Thailand's manufacturing sector expanded for a fifth straight month in September as a significant increase in new orders led to faster production growth, a survey showed on Wednesday.
The Southeast Asian country's manufacturing purchasing managers' index (PMI) came in at 54.6 last month, up from 52.7 in August, marking another improvement in operating conditions and the strongest pace since May 2023, according to S&P Global.
A PMI reading above 50 indicates expansion in the manufacturing sector, while a reading below 50 reflects contraction.
New orders and output both grew at the fastest rate since May 2023, bolstered by effective business development efforts and improved underlying demand conditions, S&P Global said in a statement.
However, demand growth was limited to the domestic market, with new export orders falling for a second consecutive month and at the quickest rate since March, the statement said.
In response to increased workloads, Thai manufacturers raised their workforce capacity, resulting in the highest job creation rate in a year, while purchasing activity also expanded, the survey showed.

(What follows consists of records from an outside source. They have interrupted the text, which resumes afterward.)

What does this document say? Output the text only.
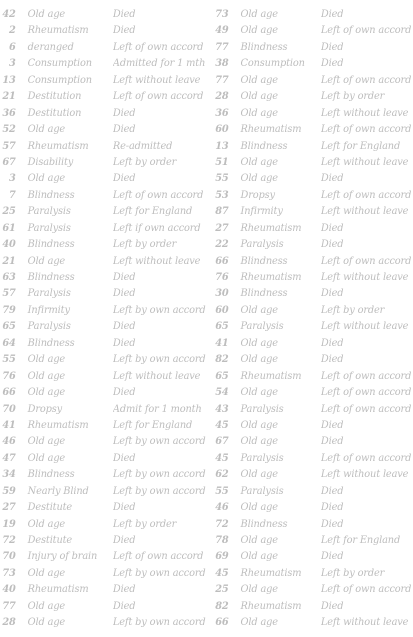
42	Old age	Died
2	Rheumatism	Died
6	deranged	Left of own accord
3	Consumption	Admitted for 1 mth
13	Consumption	Left without leave
21	Destitution	Left of own accord
36	Destitution	Died
52	Old age	Died
57	Rheumatism	Re-admitted
67	Disability	Left by order
3	Old age	Died
7	Blindness	Left of own accord
25	Paralysis	Left for England
61	Paralysis	Left if own accord
40	Blindness	Left by order
21	Old age	Left without leave
63	Blindness	Died
57	Paralysis	Died
79	Infirmity	Left by own accord
65	Paralysis	Died
64	Blindness	Died
55	Old age	Left by own accord
76	Old age	Left without leave
66	Old age	Died
70	Dropsy	Admit for 1 month
41	Rheumatism	Left for England
46	Old age	Left by own accord
47	Old age	Died
34	Blindness	Left by own accord
59	Nearly Blind	Left by own accord
27	Destitute	Died
19	Old age	Left by order
72	Destitute	Died
70	Injury of brain	Left of own accord
73	Old age	Left by own accord
40	Rheumatism	Died
77	Old age	Died
28	Old age	Left by own accord
73	Old age	Died
49	Old age	Left of own accord
77	Blindness	Died
38	Consumption	Died
77	Old age	Left of own accord
28	Old age	Left by order
36	Old age	Left without leave
60	Rheumatism	Left of own accord
13	Blindness	Left for England
51	Old age	Left without leave
55	Old age	Died
53	Dropsy	Left of own accord
87	Infirmity	Left without leave
27	Rheumatism	Died
22	Paralysis	Died
66	Blindness	Left of own accord
76	Rheumatism	Left without leave
30	Blindness	Died
60	Old age	Left by order
65	Paralysis	Left without leave
41	Old age	Died
82	Old age	Died
65	Rheumatism	Left of own accord
54	Old age	Left of own accord
43	Paralysis	Left of own accord
45	Old age	Died
67	Old age	Died
45	Paralysis	Left of own accord
62	Old age	Left without leave
55	Paralysis	Died
46	Old age	Died
72	Blindness	Died
78	Old age	Left for England
69	Old age	Died
45	Rheumatism	Left by order
25	Old age	Left of own accord
82	Rheumatism	Died
66	Old age	Left without leave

The expansion was primarily fueled by robust domestic demand in September, despite a more pronounced deterioration in external conditions, said Jingyi Pan, economics associate director at S&P Global Market Intelligence.
Forward-looking indicators suggest continued growth in manufacturing production in the near term, supported by rising confidence among goods producers, along with the sharp rise in new orders and backlog work, Pan said.